A New Zealand Ministry of Education study blames RR's failure on lack of "systematic instruction in word-level strategies" (phonics). RR uses "principles and practices very similar to those of whole language," says Groff. RR books, like WL books, contain repetitive sentences and pictures to help children guess.

"The Whole Language approach to reading simply does not work for children with reading disabilities. A structured, phonics-based approach is more likely to help them," concludes a 13-year study by 100 researchers in medicine, education and psychology.

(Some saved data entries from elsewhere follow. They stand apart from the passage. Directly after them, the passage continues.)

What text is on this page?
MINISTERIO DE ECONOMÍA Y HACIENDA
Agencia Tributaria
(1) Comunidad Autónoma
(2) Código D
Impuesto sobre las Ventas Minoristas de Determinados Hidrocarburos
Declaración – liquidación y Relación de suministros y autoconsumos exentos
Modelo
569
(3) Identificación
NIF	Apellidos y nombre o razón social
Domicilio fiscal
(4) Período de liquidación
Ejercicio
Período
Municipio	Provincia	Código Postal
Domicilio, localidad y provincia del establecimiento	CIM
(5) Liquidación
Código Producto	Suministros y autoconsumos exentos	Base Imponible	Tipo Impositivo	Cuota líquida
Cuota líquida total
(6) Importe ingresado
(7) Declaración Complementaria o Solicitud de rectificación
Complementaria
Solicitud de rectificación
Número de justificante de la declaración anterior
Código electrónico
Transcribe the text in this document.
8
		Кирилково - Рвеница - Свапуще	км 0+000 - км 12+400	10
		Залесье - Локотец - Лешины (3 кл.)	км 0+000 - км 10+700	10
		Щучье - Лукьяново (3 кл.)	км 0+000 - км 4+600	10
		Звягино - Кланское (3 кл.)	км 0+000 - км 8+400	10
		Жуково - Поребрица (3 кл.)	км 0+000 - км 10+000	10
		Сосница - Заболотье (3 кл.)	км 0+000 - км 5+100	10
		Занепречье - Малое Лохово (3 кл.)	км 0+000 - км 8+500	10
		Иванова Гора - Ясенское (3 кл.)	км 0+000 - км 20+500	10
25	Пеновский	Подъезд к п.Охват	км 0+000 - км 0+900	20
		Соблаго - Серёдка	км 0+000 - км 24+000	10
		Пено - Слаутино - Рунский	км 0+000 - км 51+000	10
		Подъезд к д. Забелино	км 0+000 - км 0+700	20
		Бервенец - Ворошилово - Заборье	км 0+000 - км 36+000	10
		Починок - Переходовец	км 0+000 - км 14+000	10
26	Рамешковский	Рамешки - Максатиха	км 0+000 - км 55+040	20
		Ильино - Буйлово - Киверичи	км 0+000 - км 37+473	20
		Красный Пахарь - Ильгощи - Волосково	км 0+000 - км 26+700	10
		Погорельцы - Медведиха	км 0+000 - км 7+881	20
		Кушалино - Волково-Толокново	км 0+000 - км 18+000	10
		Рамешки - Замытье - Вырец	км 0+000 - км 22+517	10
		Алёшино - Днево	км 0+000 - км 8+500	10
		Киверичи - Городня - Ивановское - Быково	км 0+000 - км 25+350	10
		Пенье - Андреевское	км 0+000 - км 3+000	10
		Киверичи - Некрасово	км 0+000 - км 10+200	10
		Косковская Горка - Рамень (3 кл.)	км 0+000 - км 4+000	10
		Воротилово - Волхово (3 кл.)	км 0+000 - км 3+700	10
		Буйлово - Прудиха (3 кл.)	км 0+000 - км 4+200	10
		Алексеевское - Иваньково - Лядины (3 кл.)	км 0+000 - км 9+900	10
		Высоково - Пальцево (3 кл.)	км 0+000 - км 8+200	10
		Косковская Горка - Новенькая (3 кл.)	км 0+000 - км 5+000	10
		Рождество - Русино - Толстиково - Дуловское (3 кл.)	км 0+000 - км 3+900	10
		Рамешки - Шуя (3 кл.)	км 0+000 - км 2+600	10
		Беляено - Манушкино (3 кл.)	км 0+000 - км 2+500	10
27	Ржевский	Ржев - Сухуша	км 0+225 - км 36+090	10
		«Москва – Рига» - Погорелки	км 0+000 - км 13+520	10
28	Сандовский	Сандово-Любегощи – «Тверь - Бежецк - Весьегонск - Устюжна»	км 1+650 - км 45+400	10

Despite flawed methods and high cost, RR's average annual enrollment increase between 1986 and 1998 was 47 percent, based on figures from Reading Recovery Council of North America. Nearly 11,000 U.S. schools use RR, and 560,000 children have participated.

A Battelle Institute study shows the average annual cost of an RR tutor is 30 percent more than the cost of a teacher for other remedial programs. In the Wake County school system each RR tutor served seven students a year. At the end of third grade only two out of seven RR students read at grade level. Each long-term successful RR student cost the school system $9,210, plus regular instructional expenses.